Your Destination Should be Your Journey

I said in a previous post that I’d write an article about never taking life for granted and enjoying the journey. Many folks know I was injured by a drunk driver last October and sustained moderate Traumatic Brain Injuries (TBI). I’ve been glad to report that the improvement process has been going extremely well. Sometimes I have trouble navigating conversations and expressing myself verbally (especially in group gatherings with many conversations and actions happening simultaneously) and my balance still isn’t what it used to be, but I’m trying new ways of doing the things that used to come easily to me and steadily improving these newfound methods.

One thing that has helped immensely – and we’ve all heard this before – is regarding the journey as my destination. It’s taking an extraordinary amount of patience to deal with the setbacks in life inevitable for any TBI survivor, and I’m getting through the discomfort, unhappiness, offense, and other emotions I’ve associated with the circumstances of this incident. It bears saying that I haven’t always viewed being in touch with your emotions as a necessary quality of life. I’ve been raised by strong women who have encouraged me show as little weakness as possible, and emotions are often interpreted as a sign of weakness in American society. However, this injury has increased my capacity for compassion. Now, more than ever, I cry about my own plights and the plight of others.

I now fully accept and expect to deal with heavy, difficult emotions (mine and others’) as part of my journey. We can subdue our feelings, but don’t be surprised when you develop bald spots on your scalp, develop nervous habits, contract idiopathic Ulcerative Colitis, or become subject to anxiety attacks (all releases of tension and anxiety that I’ve personally experienced at some point in my life).

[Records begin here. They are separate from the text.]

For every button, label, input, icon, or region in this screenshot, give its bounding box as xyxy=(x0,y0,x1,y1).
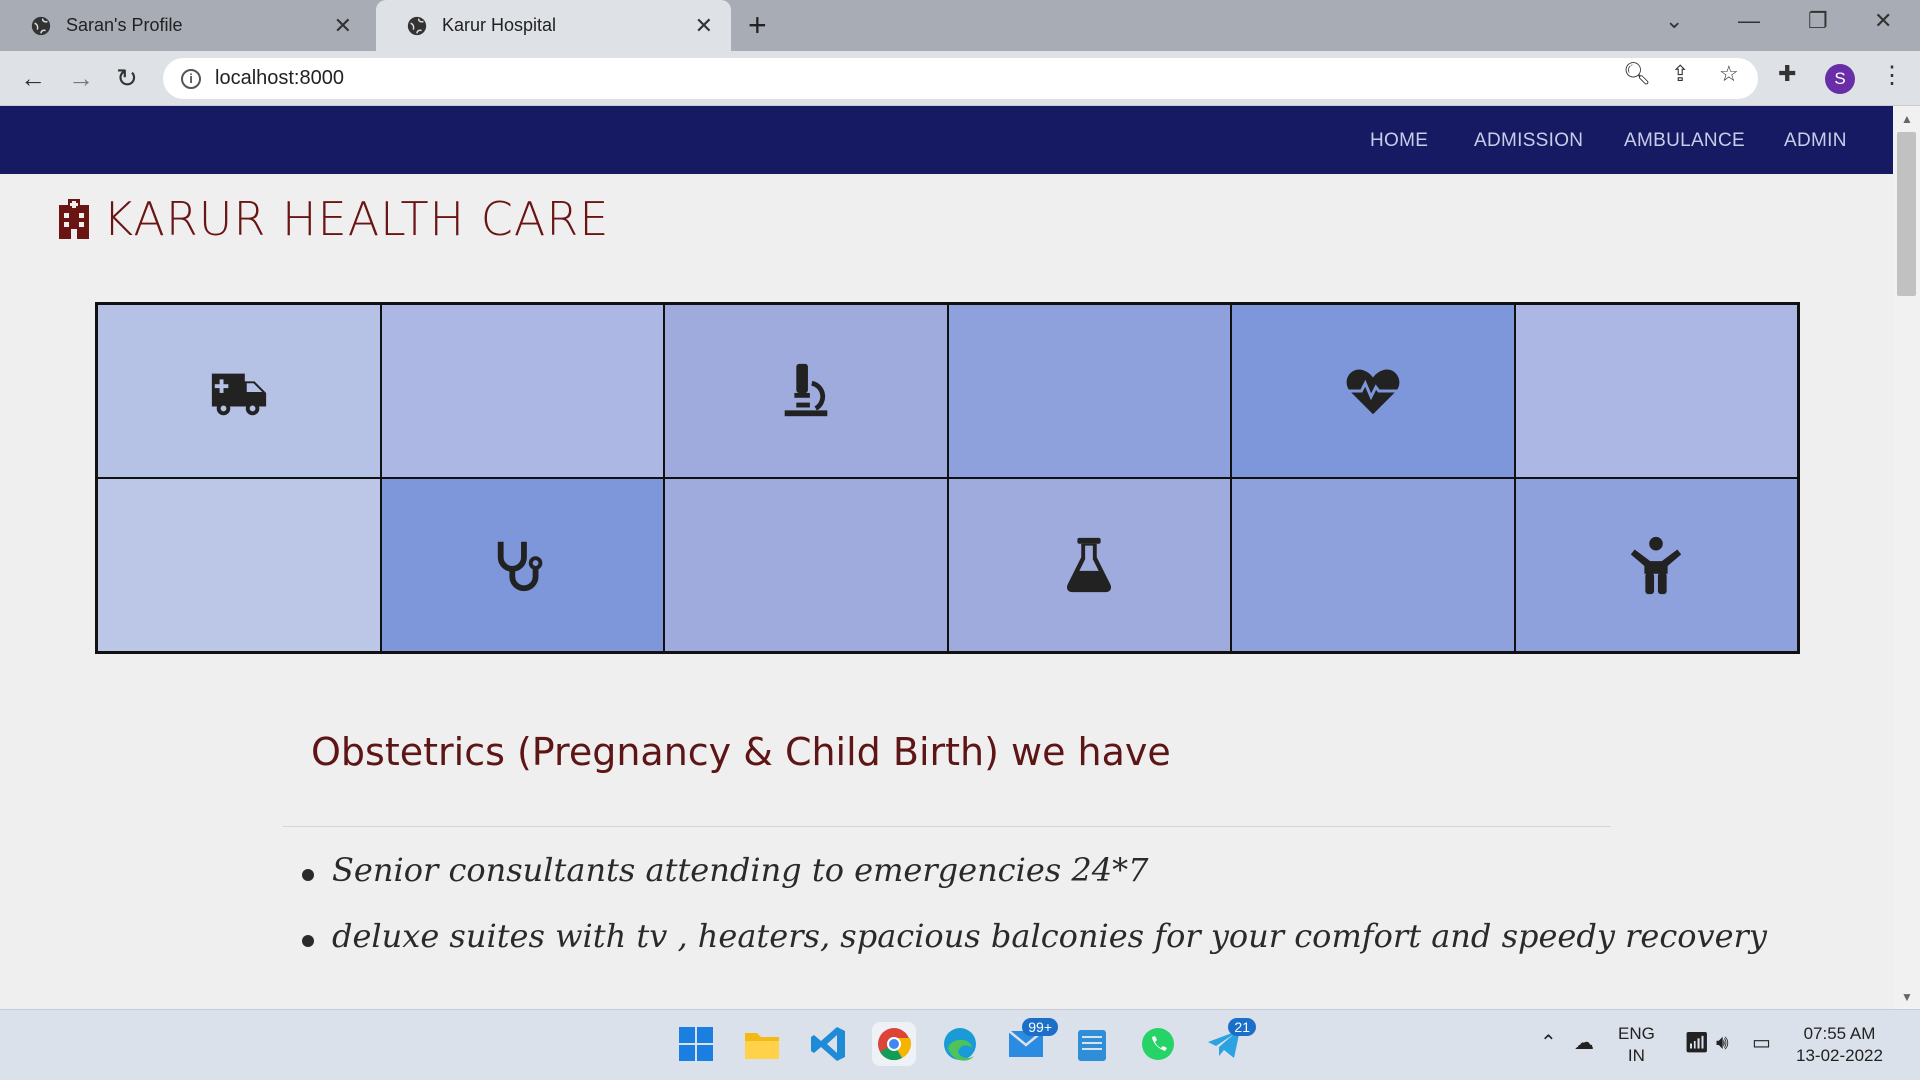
minimize-button[interactable]: — xyxy=(1738,8,1760,34)
mail-button[interactable]: 99+ xyxy=(1004,1018,1058,1066)
windows-taskbar: 99+ 21 ⌃ ☁ ENG IN 📶︎ 🔊︎ ▭ 07:55 AM 13-02… xyxy=(0,1009,1920,1080)
site-navbar: HOME ADMISSION AMBULANCE ADMIN xyxy=(0,106,1893,174)
extensions-icon[interactable]: ✚ xyxy=(1778,61,1796,87)
list-item: Senior consultants attending to emergenc… xyxy=(298,851,1767,889)
child-icon xyxy=(1631,536,1682,595)
divider xyxy=(283,826,1611,827)
grid-cell xyxy=(97,304,381,478)
grid-cell xyxy=(947,304,1231,478)
volume-icon[interactable]: 🔊︎ xyxy=(1716,1032,1729,1054)
grid-cell xyxy=(380,304,664,478)
nav-admin[interactable]: ADMIN xyxy=(1784,130,1847,152)
tab-search-icon[interactable]: ⌄ xyxy=(1665,8,1683,34)
services-grid xyxy=(95,302,1800,654)
chrome-icon xyxy=(878,1028,912,1061)
url-text: localhost:8000 xyxy=(215,67,344,89)
grid-cell xyxy=(664,478,948,652)
new-tab-button[interactable]: + xyxy=(748,8,767,42)
grid-cell xyxy=(1231,304,1515,478)
list-item: deluxe suites with tv , heaters, spaciou… xyxy=(298,917,1767,955)
flask-icon xyxy=(1067,537,1112,593)
section-heading: Obstetrics (Pregnancy & Child Birth) we … xyxy=(311,730,1171,774)
grid-cell xyxy=(1514,478,1798,652)
language-indicator[interactable]: ENG IN xyxy=(1618,1023,1655,1067)
page-scrollbar[interactable]: ▲ ▼ xyxy=(1893,106,1920,1009)
reload-button[interactable]: ↻ xyxy=(116,63,138,93)
tab-title: Saran's Profile xyxy=(66,15,183,35)
nav-home[interactable]: HOME xyxy=(1370,130,1428,152)
clock-time: 07:55 AM xyxy=(1803,1024,1876,1043)
wifi-icon[interactable]: 📶︎ xyxy=(1684,1032,1709,1054)
telegram-badge: 21 xyxy=(1228,1018,1256,1036)
region-label: IN xyxy=(1627,1046,1645,1065)
battery-icon[interactable]: ▭ xyxy=(1752,1032,1771,1054)
browser-tab-active[interactable]: Karur Hospital ✕ xyxy=(376,0,731,51)
close-tab-icon[interactable]: ✕ xyxy=(695,13,713,39)
grid-cell xyxy=(1231,478,1515,652)
edge-button[interactable] xyxy=(938,1022,982,1066)
browser-tab-strip: Saran's Profile ✕ Karur Hospital ✕ + ⌄ —… xyxy=(0,0,1920,51)
notepad-icon xyxy=(1078,1030,1106,1061)
close-window-button[interactable]: ✕ xyxy=(1874,8,1892,34)
onedrive-icon[interactable]: ☁ xyxy=(1574,1032,1594,1054)
ambulance-icon xyxy=(211,373,266,416)
bookmark-star-icon[interactable]: ☆ xyxy=(1719,61,1739,87)
grid-cell xyxy=(947,478,1231,652)
web-page: HOME ADMISSION AMBULANCE ADMIN KARUR HEA… xyxy=(0,106,1893,1009)
language-label: ENG xyxy=(1618,1024,1655,1043)
browser-menu-icon[interactable]: ⋮ xyxy=(1880,61,1904,90)
scroll-thumb[interactable] xyxy=(1897,132,1916,296)
heartbeat-icon xyxy=(1346,369,1400,415)
file-explorer-button[interactable] xyxy=(740,1022,784,1066)
nav-ambulance[interactable]: AMBULANCE xyxy=(1624,130,1745,152)
scroll-down-arrow[interactable]: ▼ xyxy=(1901,990,1913,1004)
grid-cell xyxy=(380,478,664,652)
restore-button[interactable]: ❐ xyxy=(1808,8,1828,34)
chrome-button[interactable] xyxy=(872,1022,916,1066)
telegram-button[interactable]: 21 xyxy=(1202,1018,1256,1066)
browser-toolbar: ← → ↻ i localhost:8000 🔍︎ ⇪ ☆ ✚ S ⋮ xyxy=(0,51,1920,106)
whatsapp-button[interactable] xyxy=(1136,1022,1180,1066)
mail-badge: 99+ xyxy=(1022,1018,1058,1036)
nav-admission[interactable]: ADMISSION xyxy=(1474,130,1583,152)
profile-avatar[interactable]: S xyxy=(1825,64,1855,94)
microscope-icon xyxy=(784,363,828,417)
whatsapp-icon xyxy=(1142,1028,1174,1060)
folder-icon xyxy=(745,1033,779,1059)
grid-cell xyxy=(664,304,948,478)
brand-name: KARUR HEALTH CARE xyxy=(103,192,610,246)
grid-cell xyxy=(1514,304,1798,478)
stethoscope-icon xyxy=(498,541,543,592)
back-button[interactable]: ← xyxy=(20,63,46,93)
vscode-icon xyxy=(811,1027,845,1061)
vscode-button[interactable] xyxy=(806,1022,850,1066)
site-info-icon[interactable]: i xyxy=(181,68,201,89)
site-brand[interactable]: KARUR HEALTH CARE xyxy=(57,192,609,246)
globe-icon xyxy=(407,16,427,35)
grid-cell xyxy=(97,478,381,652)
forward-button[interactable]: → xyxy=(68,63,94,93)
start-button[interactable] xyxy=(674,1022,718,1066)
globe-icon xyxy=(31,16,51,35)
show-hidden-icons-chevron-icon[interactable]: ⌃ xyxy=(1540,1032,1557,1054)
zoom-icon[interactable]: 🔍︎ xyxy=(1623,61,1651,87)
address-bar[interactable]: i localhost:8000 xyxy=(163,58,1758,99)
edge-icon xyxy=(944,1028,976,1061)
windows-icon xyxy=(679,1027,713,1061)
features-list: Senior consultants attending to emergenc… xyxy=(298,851,1767,983)
tab-title: Karur Hospital xyxy=(442,15,557,35)
scroll-up-arrow[interactable]: ▲ xyxy=(1901,112,1913,126)
system-clock[interactable]: 07:55 AM 13-02-2022 xyxy=(1796,1023,1883,1067)
close-tab-icon[interactable]: ✕ xyxy=(334,13,352,39)
share-icon[interactable]: ⇪ xyxy=(1671,61,1689,87)
browser-tab[interactable]: Saran's Profile ✕ xyxy=(0,0,370,51)
notepad-button[interactable] xyxy=(1070,1022,1114,1066)
hospital-icon xyxy=(59,199,89,239)
clock-date: 13-02-2022 xyxy=(1796,1046,1883,1065)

I will cry in public at the drop of a dime if I find reason to – and unapologetically so. It’s gotten me into some sticky situations recently, this intimacy I have with my emotions. My PDE (Public Display of Emotions). But things always turn out fine. I’m never hurting anyone. But it seems obvious now that folks don’t make much space for emotions in daily life.

Emotion and self-reflection get a bad rap. I’ve got some news for everyone: whether or not we see and understand the benefit of engaging our emotions and engaging in self-reflection, they are a part of ALL our journeys. People often distance themselves from folks displaying raw emotion; it’s kind of sad in my honest opinion (however: if a person’s being emotionally manipulative, that’s not worth your time). It’s time for us to feel confident about our real, buried feelings. It’s time to make space for the rage, anger, passion, jealousy we and others may feel lest these emotions manifest in some way that endangers our surroundings. We would perceive the world quite differently without senses of smell, touch, sight. Let’s find out what we have to gain by exploring our inner worlds. That’s one of toughest things to do: be utterly and completely honest with yourself about yourself. Our inner dimensions, the worlds we refrain from displaying, are some of the most important parts of our truest selves, and while something may have made you want to hide today, your story could save someone’s life. Your story could start the conversation that needed to be had.

Or you may find that you don’t enjoy spending time with yourself. And those who can’t seem to make time for self-reflection should consider their life situations deeply (if you don’t even like you, who could expect to?). There are many times when I find something to dislike about myself. But that’s the first step: I can’t change my behavior effectively if I don’t ever reflect on my behavior. How would I know what I’m changing? So I practice radical love of the world (and thus, myself) by engaging in critical self-reflection. It’s helped me develop and improve in ways I didn’t know were possible. It’s an integral part of my journey, and, though there may be pit stops in sight, the destination can never be known. Onward!